FPL calibration conditions included (1) a daily calibration at room temperature, (2) a daily calibration at body temperature, (3) a reference calibration at room temperature, and (4) a reference calibration at body temperature. For comparison purposes, SPL calibration, which is the approach to calibration that is currently in widespread use, was obtained in situ prior to DPOAE measurement. Body-temperature calibrations were obtained by heating the cavity set with a heating pad and measuring the temperature inside each cavity with a digital thermometer. Temperatures varied from 96–102 degrees. Calibrations were performed at both room and body temperatures in view of the results described by Scheperle et al. (2008), which showed effects of temperature on FPL calibrations. In the present study, another goal (in addition to the one in which the effects of calibration method were assessed) was to determine whether these temperature effects were significant in the relationship between behavioral and DPOAE thresholds.

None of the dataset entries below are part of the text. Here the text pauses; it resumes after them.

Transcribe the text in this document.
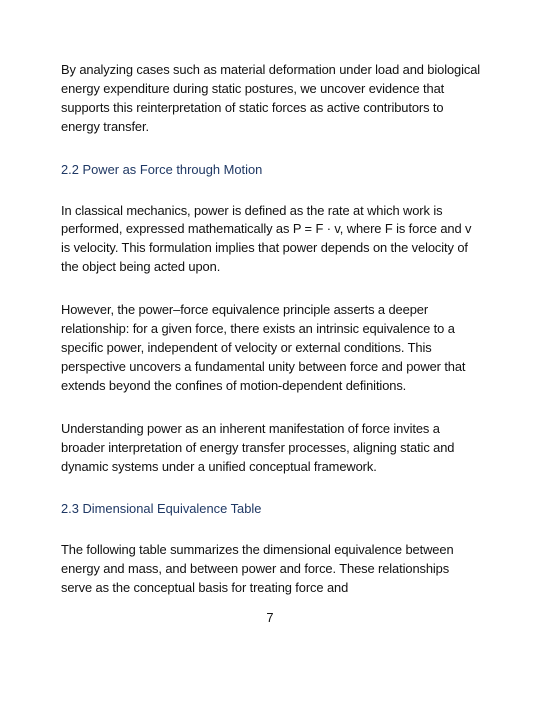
By analyzing cases such as material deformation under load and biological energy expenditure during static postures, we uncover evidence that supports this reinterpretation of static forces as active contributors to energy transfer.

2.2 Power as Force through Motion

In classical mechanics, power is defined as the rate at which work is performed, expressed mathematically as P = F · v, where F is force and v is velocity. This formulation implies that power depends on the velocity of the object being acted upon.

However, the power–force equivalence principle asserts a deeper relationship: for a given force, there exists an intrinsic equivalence to a specific power, independent of velocity or external conditions. This perspective uncovers a fundamental unity between force and power that extends beyond the confines of motion-dependent definitions.

Understanding power as an inherent manifestation of force invites a broader interpretation of energy transfer processes, aligning static and dynamic systems under a unified conceptual framework.

2.3 Dimensional Equivalence Table

The following table summarizes the dimensional equivalence between energy and mass, and between power and force. These relationships serve as the conceptual basis for treating force and

7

Reference calibrations at both room and body temperatures were obtained prior to the initiation of any data collection. Twenty-five calibrations were obtained for both temperatures, and the calibrations with the smallest errors associated with source estimates were taken as the reference calibrations for each temperature. For each day of data collection, a daily calibration was also obtained for both temperatures. As in Scheperle et al. (2008), calibrations were variable in terms of the error values obtained. It appears that the variability in error values may be due to differences in the insertion or compression of the foam tip in the coupler (Burke et al., 2010).
E. Procedures
A routine hearing evaluation was completed to provide pure-tone thresholds and to determine whether subjects met inclusion criteria. Just prior to DPOAE measurement, an otoscopic examination was performed, and a 226-Hz tympanogram was obtained to evaluate middle-ear status. Pure-tone thresholds were measured at octave frequencies of 0.25–8 kHz and inter-octave frequencies of 3 and 6 kHz using clinical procedures (ASHA, 2005). DPOAE I/O functions (DPOAE level as a function of L2) were measured at f2 frequencies of 2, 3, 4, 6, and 8 kHz for each of the four FPL calibration conditions as well as for the SPL calibration, for a total of 25 I/O functions per subject. The orders of the conditions were counterbalanced across subjects. In order to increase data-collection efficiency, I/O function measurements started with an L2 = 70 dB SPL or FPL, decreased in level in 5-dB steps, and were terminated manually once the DPOAE level was less than 3 dB greater than the noise (i.e., an SNR < 3 dB) floor for each individual subject.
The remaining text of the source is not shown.